Deli olmak ile dahi olmak arasındaki ince çizgiye vurgu yapan eserimiz ,Felsefe doktoru Andrey Vasiliç Kovrin adlı kahramanımızın hayatı üzerinden yapıyor bizlere bu vurguyu.
Kahramanımızın hayatı gerçek hayatta şahit olabileceğimiz ya da direkt kendi hayatımız dahi olabilecek bir nitelikte. Çünkü başarı ve fazla ilgi çoğu insanı apayrı dünya ve düşüncelere sürükler. Daha iyisi olmak, en iyisi olmak istenir böyle durumlarda.
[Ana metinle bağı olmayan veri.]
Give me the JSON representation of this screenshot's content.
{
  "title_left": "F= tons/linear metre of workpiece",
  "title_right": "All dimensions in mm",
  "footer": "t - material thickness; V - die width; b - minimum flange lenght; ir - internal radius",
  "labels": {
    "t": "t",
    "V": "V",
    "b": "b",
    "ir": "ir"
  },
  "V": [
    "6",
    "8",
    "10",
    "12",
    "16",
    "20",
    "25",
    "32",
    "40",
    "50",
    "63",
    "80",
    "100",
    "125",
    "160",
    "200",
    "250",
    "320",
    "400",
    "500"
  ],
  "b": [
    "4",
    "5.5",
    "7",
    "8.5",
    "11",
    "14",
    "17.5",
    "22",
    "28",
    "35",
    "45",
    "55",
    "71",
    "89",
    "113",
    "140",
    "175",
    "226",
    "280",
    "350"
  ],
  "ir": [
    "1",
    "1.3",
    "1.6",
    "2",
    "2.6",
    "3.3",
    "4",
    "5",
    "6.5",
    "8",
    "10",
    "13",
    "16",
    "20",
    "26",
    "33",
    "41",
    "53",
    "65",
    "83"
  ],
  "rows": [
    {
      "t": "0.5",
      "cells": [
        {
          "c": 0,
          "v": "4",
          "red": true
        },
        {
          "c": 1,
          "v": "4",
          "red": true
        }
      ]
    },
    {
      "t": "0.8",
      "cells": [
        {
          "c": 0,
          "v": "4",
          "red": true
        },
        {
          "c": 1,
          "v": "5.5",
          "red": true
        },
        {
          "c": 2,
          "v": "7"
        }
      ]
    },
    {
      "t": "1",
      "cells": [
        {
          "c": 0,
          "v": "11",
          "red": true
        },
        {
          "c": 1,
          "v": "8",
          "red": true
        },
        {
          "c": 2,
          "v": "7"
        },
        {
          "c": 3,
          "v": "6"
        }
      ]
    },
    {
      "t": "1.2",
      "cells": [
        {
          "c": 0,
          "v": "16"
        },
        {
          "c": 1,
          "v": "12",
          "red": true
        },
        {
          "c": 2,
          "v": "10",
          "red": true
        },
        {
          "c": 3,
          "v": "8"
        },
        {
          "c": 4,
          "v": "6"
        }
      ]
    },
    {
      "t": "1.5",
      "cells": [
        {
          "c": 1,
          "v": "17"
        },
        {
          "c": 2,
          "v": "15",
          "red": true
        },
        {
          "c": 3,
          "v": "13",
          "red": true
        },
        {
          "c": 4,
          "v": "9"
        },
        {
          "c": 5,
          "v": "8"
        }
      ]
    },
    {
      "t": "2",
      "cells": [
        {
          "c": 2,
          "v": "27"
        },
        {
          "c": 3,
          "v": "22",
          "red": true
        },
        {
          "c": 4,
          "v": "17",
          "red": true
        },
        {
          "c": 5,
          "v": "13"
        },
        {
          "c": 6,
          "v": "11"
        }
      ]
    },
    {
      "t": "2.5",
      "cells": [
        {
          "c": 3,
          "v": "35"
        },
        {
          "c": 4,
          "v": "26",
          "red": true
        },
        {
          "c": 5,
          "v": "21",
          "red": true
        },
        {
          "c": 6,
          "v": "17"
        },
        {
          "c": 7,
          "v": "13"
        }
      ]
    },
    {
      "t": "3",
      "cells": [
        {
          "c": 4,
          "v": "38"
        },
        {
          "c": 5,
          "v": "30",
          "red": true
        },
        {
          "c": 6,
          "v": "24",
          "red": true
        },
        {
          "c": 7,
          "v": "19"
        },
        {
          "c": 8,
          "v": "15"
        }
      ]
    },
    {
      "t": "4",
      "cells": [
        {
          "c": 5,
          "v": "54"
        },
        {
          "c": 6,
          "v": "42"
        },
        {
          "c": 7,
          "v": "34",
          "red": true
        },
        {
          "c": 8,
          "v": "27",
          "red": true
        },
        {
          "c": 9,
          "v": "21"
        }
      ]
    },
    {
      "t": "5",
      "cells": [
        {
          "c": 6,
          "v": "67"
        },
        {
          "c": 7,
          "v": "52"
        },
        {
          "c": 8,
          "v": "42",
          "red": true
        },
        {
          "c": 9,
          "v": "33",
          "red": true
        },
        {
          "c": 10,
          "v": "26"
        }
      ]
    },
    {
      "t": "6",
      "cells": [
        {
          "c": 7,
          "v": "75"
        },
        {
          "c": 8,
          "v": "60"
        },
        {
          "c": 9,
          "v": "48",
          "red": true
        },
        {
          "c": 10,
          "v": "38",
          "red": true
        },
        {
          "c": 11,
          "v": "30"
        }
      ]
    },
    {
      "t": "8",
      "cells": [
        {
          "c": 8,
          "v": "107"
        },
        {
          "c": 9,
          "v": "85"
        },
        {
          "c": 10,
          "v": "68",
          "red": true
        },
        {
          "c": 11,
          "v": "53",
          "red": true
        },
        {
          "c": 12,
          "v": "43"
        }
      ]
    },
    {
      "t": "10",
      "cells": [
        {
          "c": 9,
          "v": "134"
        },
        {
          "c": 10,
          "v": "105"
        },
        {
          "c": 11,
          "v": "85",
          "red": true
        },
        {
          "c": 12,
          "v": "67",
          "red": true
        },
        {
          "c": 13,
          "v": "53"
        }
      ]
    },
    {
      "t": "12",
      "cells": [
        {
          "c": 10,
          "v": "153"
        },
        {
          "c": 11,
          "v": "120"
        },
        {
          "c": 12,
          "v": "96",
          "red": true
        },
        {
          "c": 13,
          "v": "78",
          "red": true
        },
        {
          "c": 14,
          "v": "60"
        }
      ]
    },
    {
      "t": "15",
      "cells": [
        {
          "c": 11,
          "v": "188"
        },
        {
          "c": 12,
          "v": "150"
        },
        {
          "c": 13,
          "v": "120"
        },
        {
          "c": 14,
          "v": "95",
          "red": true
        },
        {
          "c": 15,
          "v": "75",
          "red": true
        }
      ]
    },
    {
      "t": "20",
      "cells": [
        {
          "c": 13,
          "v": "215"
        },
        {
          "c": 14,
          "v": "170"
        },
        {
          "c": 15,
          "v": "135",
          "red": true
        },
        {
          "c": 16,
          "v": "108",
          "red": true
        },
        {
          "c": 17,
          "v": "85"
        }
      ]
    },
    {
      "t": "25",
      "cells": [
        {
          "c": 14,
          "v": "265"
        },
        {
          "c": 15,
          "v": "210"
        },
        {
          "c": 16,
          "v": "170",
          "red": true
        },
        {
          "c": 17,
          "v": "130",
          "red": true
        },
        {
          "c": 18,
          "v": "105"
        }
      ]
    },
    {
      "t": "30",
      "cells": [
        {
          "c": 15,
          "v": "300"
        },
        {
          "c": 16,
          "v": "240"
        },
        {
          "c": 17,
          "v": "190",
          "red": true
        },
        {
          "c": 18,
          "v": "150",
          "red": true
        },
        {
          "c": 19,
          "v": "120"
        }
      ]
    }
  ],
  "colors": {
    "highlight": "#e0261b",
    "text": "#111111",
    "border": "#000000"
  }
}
Belki de sürekli pohpohlanmak. Kovrin'in de bu durumdan muzdarip olduğuna inanıyorum. Yıllarca okumuş, başarılar elde etmiş kendisi. Hatta belki dahi bile denilebilir Kovrin için. Çünkü kara keşiş ile konuştuğu zaman onun kendi hayal dünyasının bir ürünü olduğuna kanaat getiriyor ama kara keşiş ona tatmin edici sözler söylediği için var olduğuna inanmayı tercih ediyor. Ve işte orada dahiliğin bir adım ötesine, deliliğe giriş yapıyor.
Sade anlatımı , yer yer göndermeleriyle keyifli bir okuma sağlıyor. Ayrıca her zaman bir sonraki satırda olanları bilmenin merakını kamçılayarak yazar, kitabı elimizden düşürmemize izin vermiyor.